An XSS flaw involves exploiting the browser’s interpretation of HTML/Javascript when displaying data. If you display any unprotected data in the page – that is, without taking care to convert the characters that are being interpreted - the browser will be able to interpret the variables that are displayed as HTML or Javascript.

Tip

Example.

Page :

Code Block
<html> <body> No results were found for the keyword $keyword.</body> </html>

Exploitation :
You just need to enter the following character chain as a keyword:

Code Block
<script type="text/javascript">alert('kikoo');</script>

Result:
A "kikoo" alert will appear on the page.

Of course you can do much more in Javascript than just add an alert, such as redirect the user to another website, steal cookies and more.

How can you protect yourself?

This is not very complicated: everything that appears in your HTML pages must be protected with a function like htmlspecialchars() or htmlentities(). In some cases you may also use additional functions such as strip_tags() which removes all HTML tags from a character chain, or a simple addslashes() if you are working in Javascript.
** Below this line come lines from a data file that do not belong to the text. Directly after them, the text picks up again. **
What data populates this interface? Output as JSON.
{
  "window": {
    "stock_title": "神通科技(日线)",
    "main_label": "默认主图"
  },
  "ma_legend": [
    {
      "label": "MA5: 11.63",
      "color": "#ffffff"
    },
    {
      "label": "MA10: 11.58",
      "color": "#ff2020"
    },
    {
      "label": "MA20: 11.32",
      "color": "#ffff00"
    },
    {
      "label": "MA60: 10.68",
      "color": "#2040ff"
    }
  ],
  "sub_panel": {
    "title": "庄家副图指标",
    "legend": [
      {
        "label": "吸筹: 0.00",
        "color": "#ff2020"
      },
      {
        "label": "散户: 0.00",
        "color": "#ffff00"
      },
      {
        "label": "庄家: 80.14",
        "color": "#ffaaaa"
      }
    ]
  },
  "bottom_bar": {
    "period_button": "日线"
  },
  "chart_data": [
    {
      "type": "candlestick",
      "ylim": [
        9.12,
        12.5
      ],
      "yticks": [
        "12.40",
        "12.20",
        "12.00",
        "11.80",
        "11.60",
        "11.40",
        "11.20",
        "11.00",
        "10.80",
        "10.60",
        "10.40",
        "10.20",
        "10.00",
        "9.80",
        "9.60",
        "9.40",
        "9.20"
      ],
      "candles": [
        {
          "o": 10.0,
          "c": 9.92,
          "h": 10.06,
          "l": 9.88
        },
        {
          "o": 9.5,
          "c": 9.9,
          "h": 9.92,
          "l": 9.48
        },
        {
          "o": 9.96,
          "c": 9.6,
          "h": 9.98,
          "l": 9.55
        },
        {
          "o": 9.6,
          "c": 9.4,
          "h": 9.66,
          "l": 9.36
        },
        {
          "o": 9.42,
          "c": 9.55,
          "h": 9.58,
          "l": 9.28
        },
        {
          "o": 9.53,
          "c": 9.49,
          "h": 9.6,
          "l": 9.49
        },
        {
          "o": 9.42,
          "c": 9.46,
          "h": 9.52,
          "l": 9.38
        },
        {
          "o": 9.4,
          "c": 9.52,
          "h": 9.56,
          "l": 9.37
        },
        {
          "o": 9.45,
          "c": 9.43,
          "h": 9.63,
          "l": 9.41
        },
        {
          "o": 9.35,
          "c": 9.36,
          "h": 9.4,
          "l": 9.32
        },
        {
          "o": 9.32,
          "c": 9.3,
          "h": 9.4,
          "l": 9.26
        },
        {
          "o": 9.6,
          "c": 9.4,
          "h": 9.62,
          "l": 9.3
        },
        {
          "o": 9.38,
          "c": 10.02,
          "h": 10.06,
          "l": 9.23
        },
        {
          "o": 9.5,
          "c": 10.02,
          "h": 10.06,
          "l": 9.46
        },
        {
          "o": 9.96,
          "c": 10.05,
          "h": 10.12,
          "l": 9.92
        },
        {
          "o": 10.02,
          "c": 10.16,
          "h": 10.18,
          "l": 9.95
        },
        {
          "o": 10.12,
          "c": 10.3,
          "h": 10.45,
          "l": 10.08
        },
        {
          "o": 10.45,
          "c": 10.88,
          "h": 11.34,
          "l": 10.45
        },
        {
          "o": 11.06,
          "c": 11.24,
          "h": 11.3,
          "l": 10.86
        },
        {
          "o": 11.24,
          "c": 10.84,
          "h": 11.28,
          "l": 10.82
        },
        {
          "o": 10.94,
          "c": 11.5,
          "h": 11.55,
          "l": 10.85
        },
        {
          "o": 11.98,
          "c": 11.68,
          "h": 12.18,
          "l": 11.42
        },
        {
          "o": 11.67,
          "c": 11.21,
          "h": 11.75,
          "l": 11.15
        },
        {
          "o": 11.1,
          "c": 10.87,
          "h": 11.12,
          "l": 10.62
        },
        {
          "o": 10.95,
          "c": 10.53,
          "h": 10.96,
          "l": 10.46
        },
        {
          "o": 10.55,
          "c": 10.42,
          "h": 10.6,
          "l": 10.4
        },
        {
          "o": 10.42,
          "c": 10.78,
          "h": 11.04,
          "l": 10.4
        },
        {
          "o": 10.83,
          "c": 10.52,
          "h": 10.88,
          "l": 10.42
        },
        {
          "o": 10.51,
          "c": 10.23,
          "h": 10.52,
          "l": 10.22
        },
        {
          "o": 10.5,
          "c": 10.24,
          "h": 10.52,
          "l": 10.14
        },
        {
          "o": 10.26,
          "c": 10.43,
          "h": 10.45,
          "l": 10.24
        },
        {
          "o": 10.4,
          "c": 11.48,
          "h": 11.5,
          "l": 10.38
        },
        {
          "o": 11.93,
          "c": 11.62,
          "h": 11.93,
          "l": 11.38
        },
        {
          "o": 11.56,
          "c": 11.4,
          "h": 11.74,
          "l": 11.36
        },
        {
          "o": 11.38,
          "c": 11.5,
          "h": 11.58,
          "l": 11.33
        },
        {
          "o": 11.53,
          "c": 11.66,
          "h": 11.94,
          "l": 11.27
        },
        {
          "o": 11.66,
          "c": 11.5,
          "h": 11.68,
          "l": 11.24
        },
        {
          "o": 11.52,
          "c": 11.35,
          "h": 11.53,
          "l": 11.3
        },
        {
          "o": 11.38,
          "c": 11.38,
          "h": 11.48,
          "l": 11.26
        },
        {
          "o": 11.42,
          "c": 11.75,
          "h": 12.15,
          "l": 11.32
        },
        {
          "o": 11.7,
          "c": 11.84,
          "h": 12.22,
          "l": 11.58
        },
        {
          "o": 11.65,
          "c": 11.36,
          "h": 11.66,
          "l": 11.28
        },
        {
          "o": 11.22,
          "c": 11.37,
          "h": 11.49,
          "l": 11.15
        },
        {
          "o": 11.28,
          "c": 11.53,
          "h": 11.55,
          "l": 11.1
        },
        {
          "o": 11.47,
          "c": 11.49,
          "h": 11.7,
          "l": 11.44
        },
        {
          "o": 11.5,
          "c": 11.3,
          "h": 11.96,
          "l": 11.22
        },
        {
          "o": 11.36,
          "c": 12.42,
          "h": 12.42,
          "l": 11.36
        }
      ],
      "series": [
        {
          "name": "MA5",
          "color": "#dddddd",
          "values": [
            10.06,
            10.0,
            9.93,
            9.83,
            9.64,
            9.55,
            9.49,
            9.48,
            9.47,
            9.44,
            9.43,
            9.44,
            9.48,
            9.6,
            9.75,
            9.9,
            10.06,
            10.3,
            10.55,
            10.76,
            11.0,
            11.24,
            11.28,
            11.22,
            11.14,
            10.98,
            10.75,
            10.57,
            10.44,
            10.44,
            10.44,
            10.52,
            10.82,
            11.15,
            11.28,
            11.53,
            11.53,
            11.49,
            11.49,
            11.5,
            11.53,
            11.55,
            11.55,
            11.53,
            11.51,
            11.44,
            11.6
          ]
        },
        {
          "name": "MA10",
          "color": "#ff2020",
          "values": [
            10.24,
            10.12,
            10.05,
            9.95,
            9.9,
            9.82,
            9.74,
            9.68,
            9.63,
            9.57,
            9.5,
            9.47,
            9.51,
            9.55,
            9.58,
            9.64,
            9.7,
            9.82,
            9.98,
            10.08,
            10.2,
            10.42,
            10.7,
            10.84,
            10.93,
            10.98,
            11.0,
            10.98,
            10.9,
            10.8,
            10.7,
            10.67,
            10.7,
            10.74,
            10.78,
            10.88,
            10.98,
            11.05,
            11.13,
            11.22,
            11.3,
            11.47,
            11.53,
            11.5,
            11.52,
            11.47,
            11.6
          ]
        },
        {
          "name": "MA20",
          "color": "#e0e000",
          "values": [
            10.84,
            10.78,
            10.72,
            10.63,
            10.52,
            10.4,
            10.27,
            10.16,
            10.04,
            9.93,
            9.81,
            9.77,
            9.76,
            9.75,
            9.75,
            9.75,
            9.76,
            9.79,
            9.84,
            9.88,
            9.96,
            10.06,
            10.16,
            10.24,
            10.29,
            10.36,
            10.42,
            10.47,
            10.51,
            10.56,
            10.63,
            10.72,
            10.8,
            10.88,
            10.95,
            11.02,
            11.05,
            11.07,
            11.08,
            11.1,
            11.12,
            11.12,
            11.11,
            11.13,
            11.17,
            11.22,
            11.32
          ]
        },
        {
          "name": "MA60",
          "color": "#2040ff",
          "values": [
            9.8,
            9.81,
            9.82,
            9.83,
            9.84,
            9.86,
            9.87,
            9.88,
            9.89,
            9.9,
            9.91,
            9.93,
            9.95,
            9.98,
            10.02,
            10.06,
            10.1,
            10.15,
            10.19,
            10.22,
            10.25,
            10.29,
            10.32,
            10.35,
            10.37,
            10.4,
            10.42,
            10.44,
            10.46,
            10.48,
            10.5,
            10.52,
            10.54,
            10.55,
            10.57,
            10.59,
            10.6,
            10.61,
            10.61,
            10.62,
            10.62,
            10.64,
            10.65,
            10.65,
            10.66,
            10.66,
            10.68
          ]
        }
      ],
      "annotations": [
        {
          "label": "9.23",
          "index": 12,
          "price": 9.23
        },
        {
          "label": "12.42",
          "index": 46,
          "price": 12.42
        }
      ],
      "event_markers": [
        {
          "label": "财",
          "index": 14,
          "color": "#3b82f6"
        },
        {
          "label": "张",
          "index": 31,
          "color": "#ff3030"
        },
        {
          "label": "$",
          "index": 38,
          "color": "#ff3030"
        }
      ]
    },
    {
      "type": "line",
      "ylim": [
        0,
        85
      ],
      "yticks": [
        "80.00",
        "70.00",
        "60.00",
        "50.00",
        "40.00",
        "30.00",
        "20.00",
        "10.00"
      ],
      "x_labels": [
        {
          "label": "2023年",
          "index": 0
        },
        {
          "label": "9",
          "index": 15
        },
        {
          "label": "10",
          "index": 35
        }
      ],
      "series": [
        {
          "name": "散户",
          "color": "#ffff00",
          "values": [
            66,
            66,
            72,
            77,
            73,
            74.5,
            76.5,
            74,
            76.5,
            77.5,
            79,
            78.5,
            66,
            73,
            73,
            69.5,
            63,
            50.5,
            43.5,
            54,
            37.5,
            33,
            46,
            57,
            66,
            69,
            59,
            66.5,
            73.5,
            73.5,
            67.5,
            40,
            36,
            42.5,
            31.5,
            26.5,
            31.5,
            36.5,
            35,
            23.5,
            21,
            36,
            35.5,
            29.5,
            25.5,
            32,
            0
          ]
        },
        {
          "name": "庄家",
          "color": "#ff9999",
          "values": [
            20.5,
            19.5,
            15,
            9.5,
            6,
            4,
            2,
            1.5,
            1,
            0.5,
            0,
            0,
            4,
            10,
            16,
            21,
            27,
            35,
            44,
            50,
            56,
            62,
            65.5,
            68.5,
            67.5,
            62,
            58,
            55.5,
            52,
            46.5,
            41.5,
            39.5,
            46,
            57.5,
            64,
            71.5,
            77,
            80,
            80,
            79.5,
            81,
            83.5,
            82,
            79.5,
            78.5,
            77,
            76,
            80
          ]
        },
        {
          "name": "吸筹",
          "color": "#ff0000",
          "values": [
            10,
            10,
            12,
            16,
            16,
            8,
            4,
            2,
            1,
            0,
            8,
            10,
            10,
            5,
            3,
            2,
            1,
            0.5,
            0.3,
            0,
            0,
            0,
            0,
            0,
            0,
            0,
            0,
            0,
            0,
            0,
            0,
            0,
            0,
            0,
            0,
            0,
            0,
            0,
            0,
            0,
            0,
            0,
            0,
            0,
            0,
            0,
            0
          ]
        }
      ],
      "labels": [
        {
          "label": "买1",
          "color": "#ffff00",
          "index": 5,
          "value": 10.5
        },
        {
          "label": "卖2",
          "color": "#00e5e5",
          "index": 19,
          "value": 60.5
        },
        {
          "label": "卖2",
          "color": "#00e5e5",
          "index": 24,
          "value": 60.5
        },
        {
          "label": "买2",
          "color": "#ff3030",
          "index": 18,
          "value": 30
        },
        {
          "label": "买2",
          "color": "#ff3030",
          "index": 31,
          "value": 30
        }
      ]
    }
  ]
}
The real difficulty is therefore not protecting yourself, but remembering to do so. The main reasons for forgetting this are:

  • The amount of variables involved. An enormous amount of variables are displayed to users, and all it takes is a "well-placed" one to enable hackers to exploit an XSS flaw.
    In the same vein, when you are designing the website you need to think about when you are going to protect these variables. Directly in the template to get it done early on? This is rather ineffective and inefficient. In the checkers? It’s easy to forget to check them all. In the view? If you consider that security is a developer’s job, then maybe. And of course, doing it at several levels is out of the question, as you cannot accumulate these protection functions or you will end up with an illegible result. There is no quick fix for this issue: each page must be systematically checked as everyone is involved in this.
  • The type of variables involved. XSS does not only affect POST or GET data! For example it is very easy to forge a referrer to exploit an unprotected "previous" button. Your database is perhaps not as secure as you think: security can be compromised by a deliberate attack, or because you have accidentally used interpreted characters (this won’t be an XSS but the display will be broken).
    In short: no data must be left out, as no data is completely reliable.